Unless belts are obviously frayed or showing signs of separation, they are often only given a cursory inspection. “Considering the job they must perform in transmitting a huge amount of power, the entire length of every belt should be inspected,” Edgington urges.
Examine belt covers for separation, chunks that are missing, burned streaks, and grooves in their sides. Discovering such issues requires the belt to be replaced. Such symptoms can also indicate a problem with misadjustment (of an idler or tensioning pulley) or an impending parts failure (such as a bearing going bad). Unlike typical V-belts, the belts powering the feeder house are of a special design for transferring a lot of power.

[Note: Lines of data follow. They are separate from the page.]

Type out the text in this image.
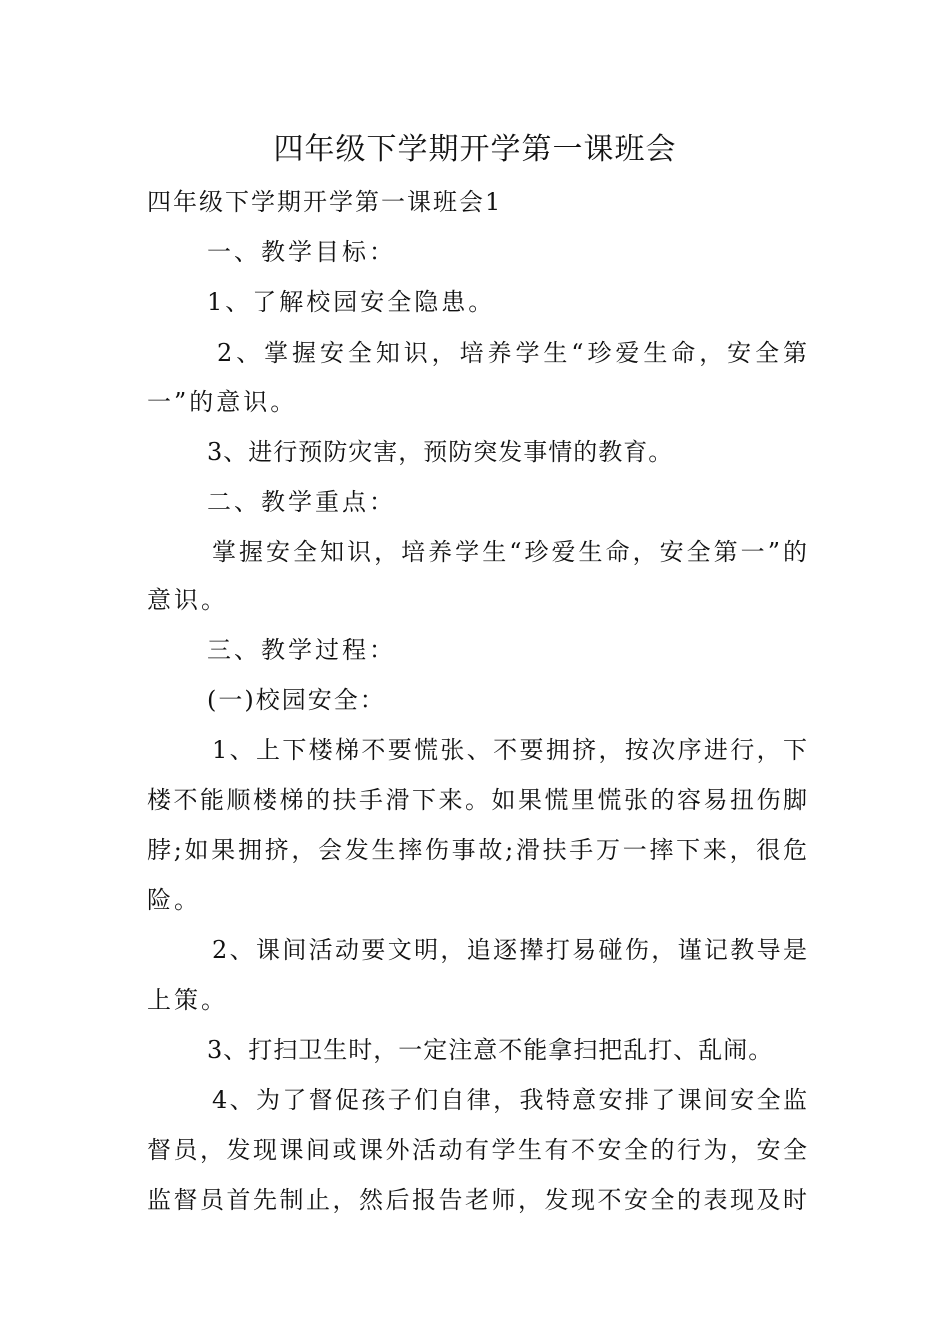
四年级下学期开学第一课班会
四年级下学期开学第一课班会1
一、教学目标：
1、了解校园安全隐患。
2、掌握安全知识，培养学生“珍爱生命，安全第
一”的意识。
3、进行预防灾害，预防突发事情的教育。
二、教学重点：
掌握安全知识，培养学生“珍爱生命，安全第一”的
意识。
三、教学过程：
(一)校园安全：
1、上下楼梯不要慌张、不要拥挤，按次序进行，下
楼不能顺楼梯的扶手滑下来。如果慌里慌张的容易扭伤脚
脖;如果拥挤，会发生摔伤事故;滑扶手万一摔下来，很危
险。
2、课间活动要文明，追逐撵打易碰伤，谨记教导是
上策。
3、打扫卫生时，一定注意不能拿扫把乱打、乱闹。
4、为了督促孩子们自律，我特意安排了课间安全监
督员，发现课间或课外活动有学生有不安全的行为，安全
监督员首先制止，然后报告老师，发现不安全的表现及时
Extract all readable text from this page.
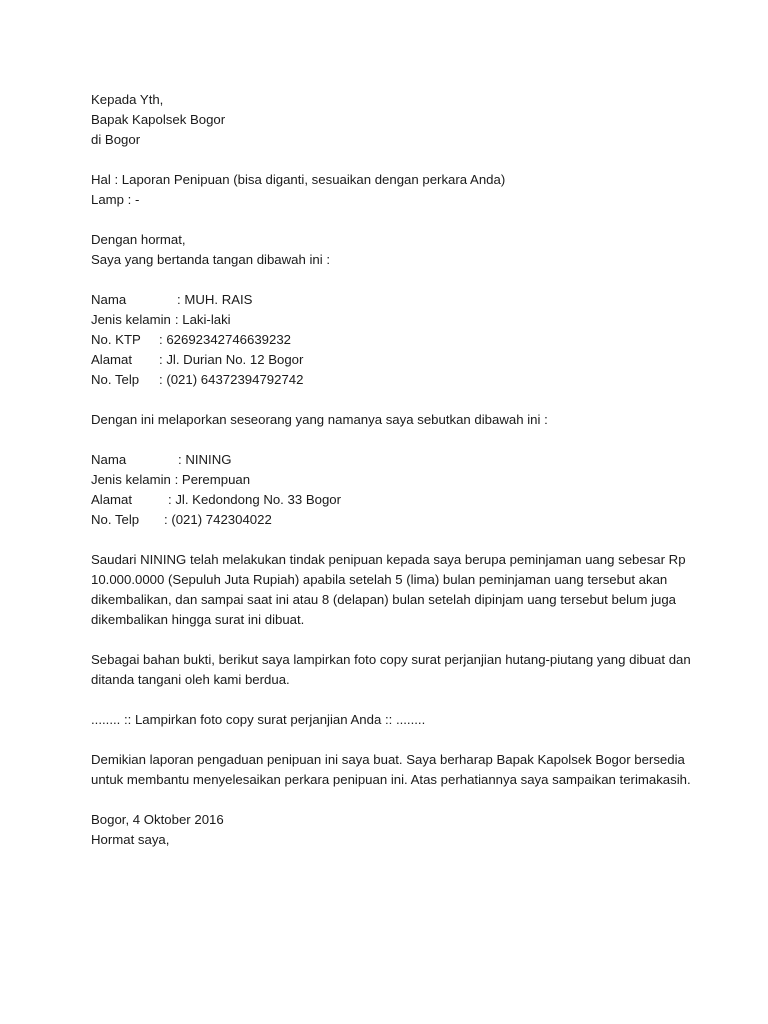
Kepada Yth,
Bapak Kapolsek Bogor
di Bogor
Hal : Laporan Penipuan (bisa diganti, sesuaikan dengan perkara Anda)
Lamp : -
Dengan hormat,
Saya yang bertanda tangan dibawah ini :
Nama	: MUH. RAIS
Jenis kelamin : Laki-laki
No. KTP	: 62692342746639232
Alamat	: Jl. Durian No. 12 Bogor
No. Telp	: (021) 64372394792742
Dengan ini melaporkan seseorang yang namanya saya sebutkan dibawah ini :
Nama	: NINING
Jenis kelamin : Perempuan
Alamat	: Jl. Kedondong No. 33 Bogor
No. Telp	: (021) 742304022
Saudari NINING telah melakukan tindak penipuan kepada saya berupa peminjaman uang sebesar Rp 10.000.0000 (Sepuluh Juta Rupiah) apabila setelah 5 (lima) bulan peminjaman uang tersebut akan dikembalikan, dan sampai saat ini atau 8 (delapan) bulan setelah dipinjam uang tersebut belum juga dikembalikan hingga surat ini dibuat.
Sebagai bahan bukti, berikut saya lampirkan foto copy surat perjanjian hutang-piutang yang dibuat dan ditanda tangani oleh kami berdua.
........ :: Lampirkan foto copy surat perjanjian Anda :: ........
Demikian laporan pengaduan penipuan ini saya buat. Saya berharap Bapak Kapolsek Bogor bersedia untuk membantu menyelesaikan perkara penipuan ini. Atas perhatiannya saya sampaikan terimakasih.
Bogor, 4 Oktober 2016
Hormat saya,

Much of the work they do requires power to be transferred strictly on the sides of the belts, so closely examine the belts for burned spots and grooves in their sides.
Finally, after inspecting a belt, adjust its tension according to the owner’s manual.
9. Yield Monitor
A misadjusted or broken yield monitor won’t stop harvest, but it jeopardizes the collection of yield data you’ve come to depend on when mapping fields. Joe Luck, an Extension precision agriculture engineer with the University of Nebraska, has advice on yield monitors. “A critical element of yield monitor operation is calibration of the mass flow (impact plate) sensor or optical sensor in the clean grain elevator,” he explains.
The calibration procedure for the mass flow sensor is time-consuming but absolutely vital for accurate yield measurements. Since mass flow sensor readings may be affected by crop type, moisture content, and test weight, you should consider performing separate calibrations under these differing circumstances.
The mass flow sensor calibration process usually involves harvesting two to six small loads of grain (around 3,000 to 5,000 pounds depending on manufacturer specifications) and measuring the scale weight of each load. The reason for taking this number of loads is to compensate for varying yields expected across a field during harvest.